There’s no small irony in a fresh-faced drum & bass producer immediately establishing himself by producing immaculate tunage and jungle chop-ups that are nevertheless the kind of by-the-book genre standards that might be expected from somebody more experienced and therefore stuck in their old ways. No matter how good
Perspective is - and, believe me, it really sounds excellent - it still sounds just a smidge like a rehash of the kinds of ideas producers have been tossing around for the better part of the last 10 years or so. There’s the ghostly MC DRS-captained roller (“City Of Injustice”), understated piano and melancholy bass completing the picture. There’s the rude low-end smasher (“Between The Sides”), the kind of tune you’d expect Skankandbass to post to his Facebook with an accompanying description of “Straight merkage” or “WOISON DUCK.” There’s the shuffling, piano-driven liquid soul (“Inside My Head”), warm and enveloping and staticky and, unfortunately, done to death.
That being said, Anile’s still left some room to breathe here. There’s a lot of looking backwards here, sure, but he’s left some opportunities to look forward as well. Anile has made his name by mixing pristine harmonies and spectral chords with splashy jungle breaks and unforgiving bass, and
Perspective is at its best when he’s in his element. “Not The Way (To Run),” by far the best not-already-released track on the album, derives its excellence from its sense of melancholy. Taelimb, one of the most exciting young DnB producers today, lends his signature crunch to a grungy chordal backdrop, and the end result is a wistful masterpiece of sedate low-end and gliding drums.
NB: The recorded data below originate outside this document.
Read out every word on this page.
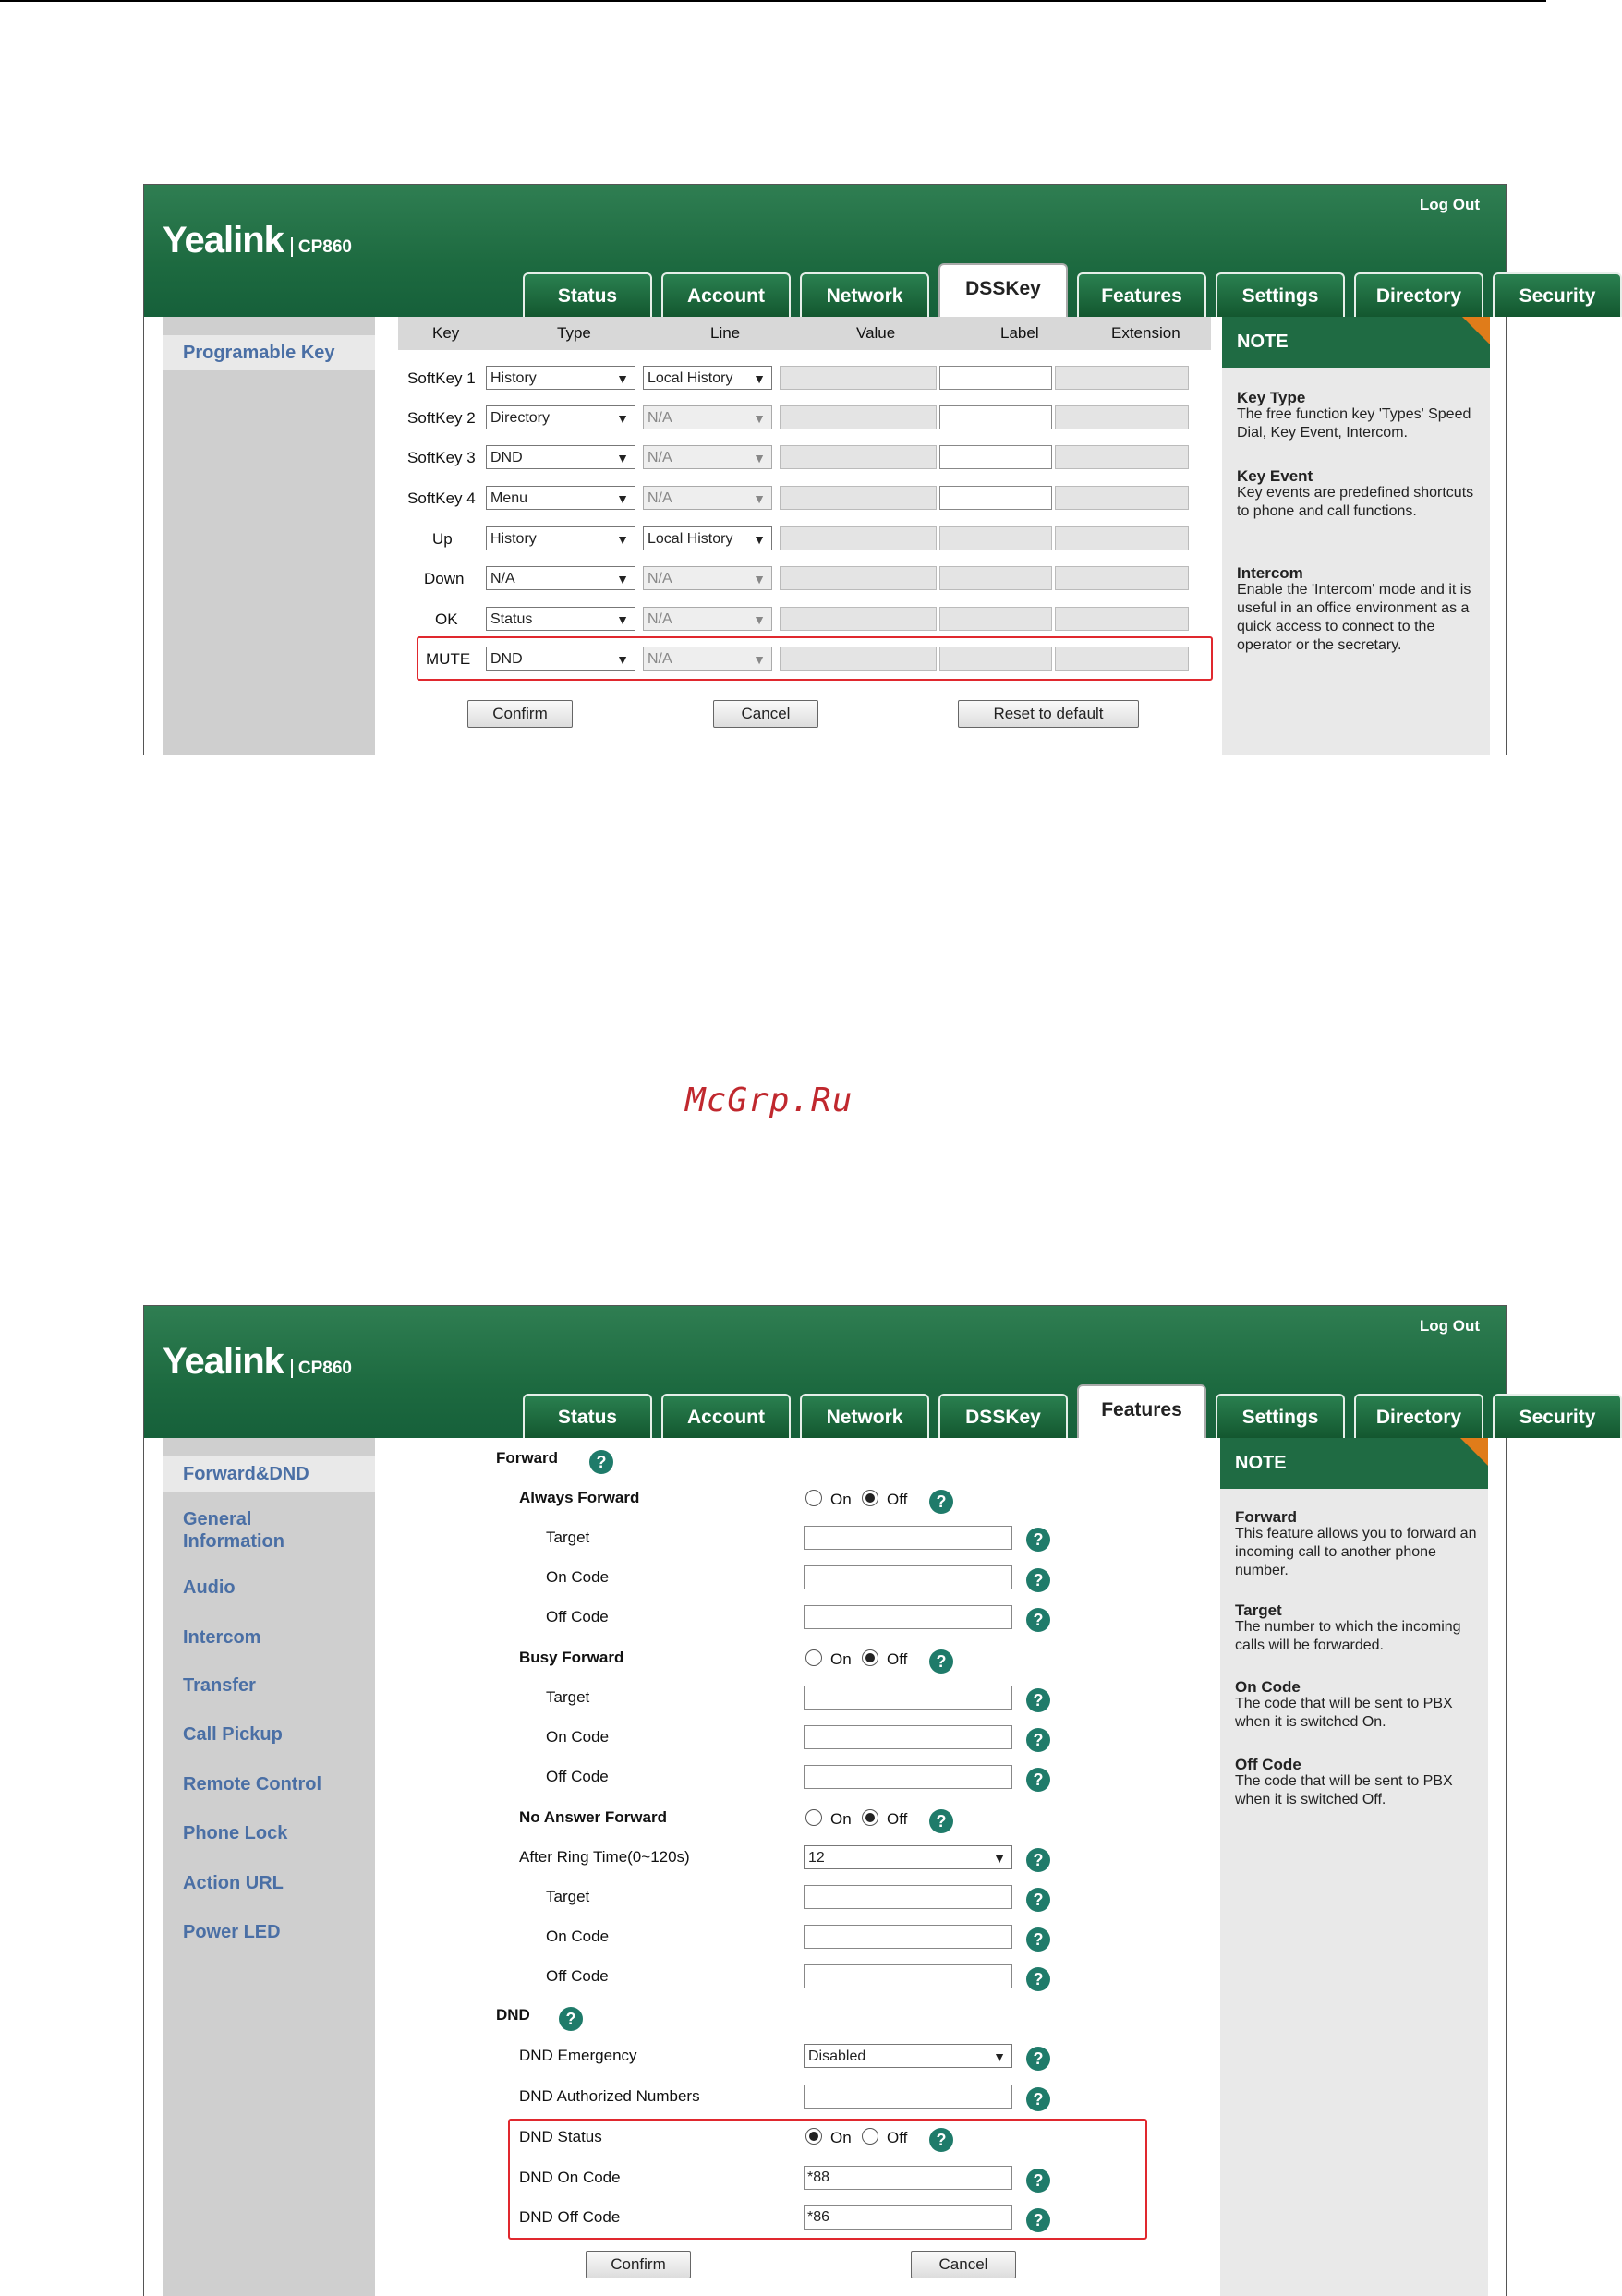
Yealink CP860
Log Out
Status	Account	Network	DSSKey	Features	Settings	Directory	Security
Programable Key
Key	Type	Line	Value	Label	Extension
SoftKey 1	History	▼	Local History ▼
SoftKey 2	Directory	▼	N/A	▼
SoftKey 3	DND	▼	N/A	▼
SoftKey 4	Menu	▼	N/A	▼
Up	History	▼	Local History ▼
Down	N/A	▼	N/A	▼
OK	Status	▼	N/A	▼
MUTE	DND	▼	N/A	▼
Confirm	Cancel	Reset to default
NOTE
Key Type
The free function key 'Types' Speed Dial, Key Event, Intercom.
Key Event
Key events are predefined shortcuts to phone and call functions.
Intercom
Enable the 'Intercom' mode and it is useful in an office environment as a quick access to connect to the operator or the secretary.
McGrp.Ru
Yealink CP860
Log Out
Status	Account	Network	DSSKey	Features	Settings	Directory	Security
Forward&DND
General Information
Audio
Intercom
Transfer
Call Pickup
Remote Control
Phone Lock
Action URL
Power LED
Forward	?
Always Forward	On Off	?
Target	?
On Code	?
Off Code	?
Busy Forward	On Off	?
Target	?
On Code	?
Off Code	?
No Answer Forward	On Off	?
After Ring Time(0~120s)	12	▼	?
Target	?
On Code	?
Off Code	?
DND	?
DND Emergency	Disabled	▼	?
DND Authorized Numbers	?
DND Status	On Off	?
DND On Code	*88	?
DND Off Code	*86	?
Confirm	Cancel
NOTE
Forward
This feature allows you to forward an incoming call to another phone number.
Target
The number to which the incoming calls will be forwarded.
On Code
The code that will be sent to PBX when it is switched On.
Off Code
The code that will be sent to PBX when it is switched Off.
“Not The Way (To Run)” is so good in part because of its exemplary collision of bass and subdued mid-range, of course, but it’s also so good because it’s a break from the retreading that happens a bit too often here. Some of the songs here - “Seventh Sound” and “Losing My Mind” chief among them - are brilliant in the way they collide pained soul with rowdy jungle, but they only make up part of the album. The rest, while good, tightrope a little too closely to the stuff that only really works in small doses - straight-ahead rollers and straight-ahead liquid just aren’t exciting enough anymore to fill a whole hour’s worth of recording time.
Perspective, in some respects, is a tasteful balance of looking forward while keeping an eye on the past - but it could have afforded to look forward just a bit more.